Memory efficient way to read random subvolumes of large 3D datasets on-the-fly #3820

perlmutter · 2022-02-18T20:24:18Z

perlmutter
Feb 18, 2022

My training data consists of a few dozen large CT volumes, each ~500x2000x2000 voxels. I'd like to train a 3D FCN segmentation model on patches of size ~32x128x128 randomly distributed across all the volumes. One solution would be to simply patchify all the volumes ahead of time, but I'd prefer to randomly sample patches on the fly if possible, via eg. RandSpatialCropSamples. However 1) the entire dataset is too large to fit into memory, and 2) it would be very inefficient to read the entire ~500x2000x2000 volume every iteration, only to immediately crop to size 32x128x128 with RandSpatialCropSamples.

Is there any way for the dataloader to load only random subvolumes of the full image? The data can be stored in a zarr or some other chunked data format. If not, is there another method you would suggest?

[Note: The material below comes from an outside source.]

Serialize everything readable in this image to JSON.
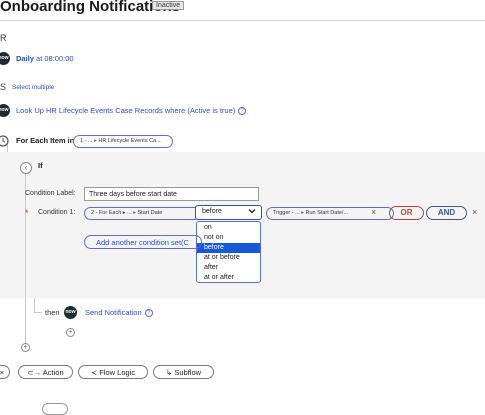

wyli · 2022-02-18T20:36:01Z

wyli
Feb 18, 2022
Collaborator

there's no ready-to-use solution in monai at the moment, the closest approach would be the coordinate-based patch dataset for digital pathology https://github.com/Project-MONAI/MONAI/blob/dev/monai/apps/pathology/data/datasets.py#L80

0 replies

scarpma · 2022-03-29T10:49:41Z

scarpma
Mar 29, 2022

This would be very interesting, but I think there is no way of achieving this, since there are no readers that can read just a subvolume of a dicom or nii.gz.

By the way, RandSpatialCropSamples allows to extract multiple samples from one single volume through the parameter num_samples.

8 replies

scarpma Mar 29, 2022

Some time ago I used numpy arrays, but I found it not ideal in term of meta data info. I think one of the best solution is to convert dicom to nii.gz or nii. File management is very simple and loading times are very faster. The only bad thing is that nifti format does not support float16, but only 32 and 64.

rijobro Mar 30, 2022
Collaborator

I would suggest using the PersistentDataset in this case. You get the advantages of quick loading without losing the meta data.

Edit: To clarify, this wouldn't help loading a sub-volume of the image, but would accelerate the reading of dicoms and compressed niftis.

scarpma Mar 30, 2022

Thank you very much for the answer.

Actually, I tried that, but for my volumes of like 300x300x300 size the time for loading .nii.gz files (with normal CacheDataset) is very low (for 40 volumes it is like 10 seconds with 8 workers). Given these timings, I preferred to keep the available space in my disk for other stuff, rather than giving it to PersistentDataset cache.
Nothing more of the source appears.